Red Hat had an App store? (1)

mvfranz (258949) | more than 4 years ago | (#31045930)

Sorry, but this is the first I heard of an App store from Red Hat. What kind of software can you get there?

Re:Red Hat had an App store? (1)

mini me (132455) | more than 4 years ago | (#31046796)

You and me both. Maybe I would have been interested in using and/or developing for it had I known about it. One thing about the Apple App Store is for sure: virtually everyone knows about it.

What about package managers? (1)

Bootarn (970788) | more than 4 years ago | (#31060186)

If you will, a package repository can be viewed as some kind of appstore, in the sense that it's a centralized repository for applications. Perhaps a contributing factor to RHX's demise is that there already exists a plethora of package management systems, and that Red Hat users felt that it was a confusing addition to the mix. Freedom of choice is a good thing, but too many options are more likely to confuse consumers, making no solution stand out.

Try advertising it? (1)

ebvwfbw (864834) | more than 4 years ago | (#31068326)

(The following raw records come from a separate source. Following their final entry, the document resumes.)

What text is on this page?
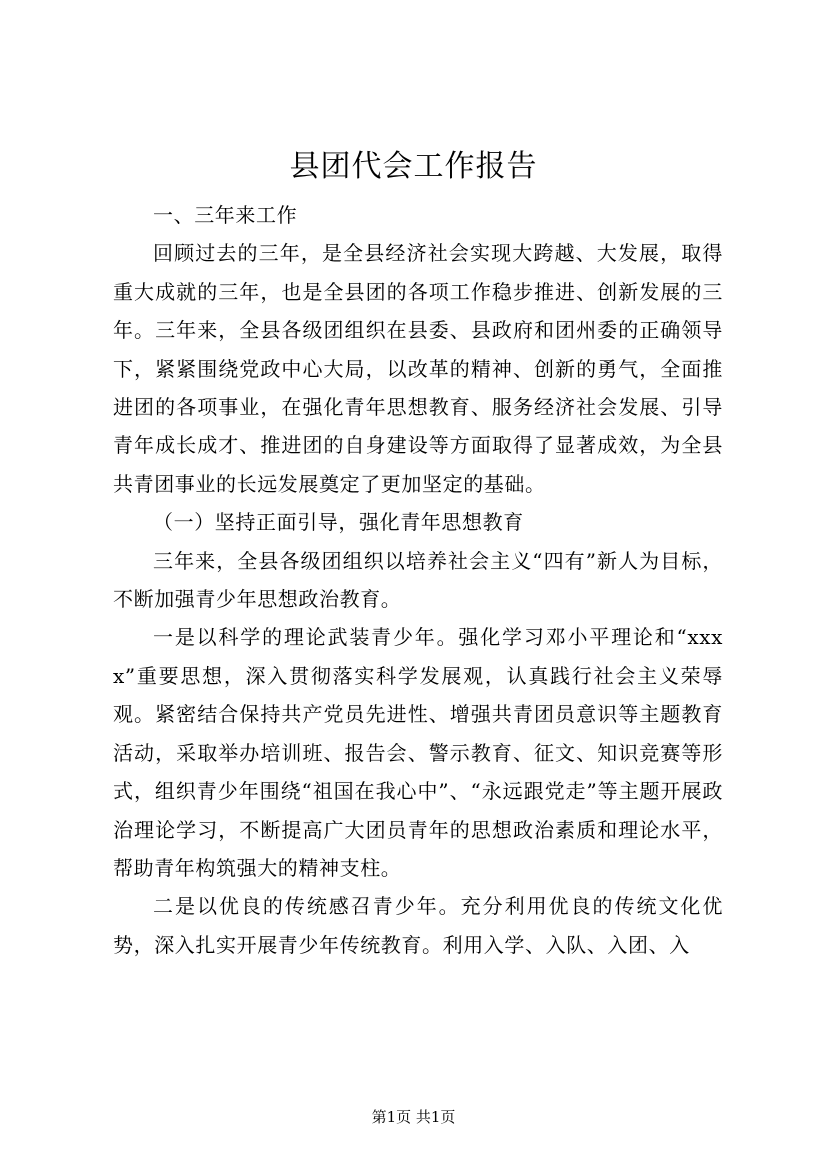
县团代会工作报告

一、三年来工作

回顾过去的三年，是全县经济社会实现大跨越、大发展，取得重大成就的三年，也是全县团的各项工作稳步推进、创新发展的三年。三年来，全县各级团组织在县委、县政府和团州委的正确领导下，紧紧围绕党政中心大局，以改革的精神、创新的勇气，全面推进团的各项事业，在强化青年思想教育、服务经济社会发展、引导青年成长成才、推进团的自身建设等方面取得了显著成效，为全县共青团事业的长远发展奠定了更加坚定的基础。

（一）坚持正面引导，强化青年思想教育

三年来，全县各级团组织以培养社会主义“四有”新人为目标，不断加强青少年思想政治教育。

一是以科学的理论武装青少年。强化学习邓小平理论和“xxxx”重要思想，深入贯彻落实科学发展观，认真践行社会主义荣辱观。紧密结合保持共产党员先进性、增强共青团员意识等主题教育活动，采取举办培训班、报告会、警示教育、征文、知识竞赛等形式，组织青少年围绕“祖国在我心中”、“永远跟党走”等主题开展政治理论学习，不断提高广大团员青年的思想政治素质和理论水平，帮助青年构筑强大的精神支柱。

二是以优良的传统感召青少年。充分利用优良的传统文化优势，深入扎实开展青少年传统教育。利用入学、入队、入团、入

第1页 共1页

I have been to their site probably hundreds of times over the past 15 years. We have onsite dudes as well. Not one single time do I remember one word about it. Make it easy guys, advertise it, at least say something.

Just me that's never heard of it? (0)

Anonymous Coward | more than 4 years ago | (#31070340)

Maybe they used Commodore's style of marketing but I've never even heard of it, despite working as a RHEL sysadmin for last 10 years.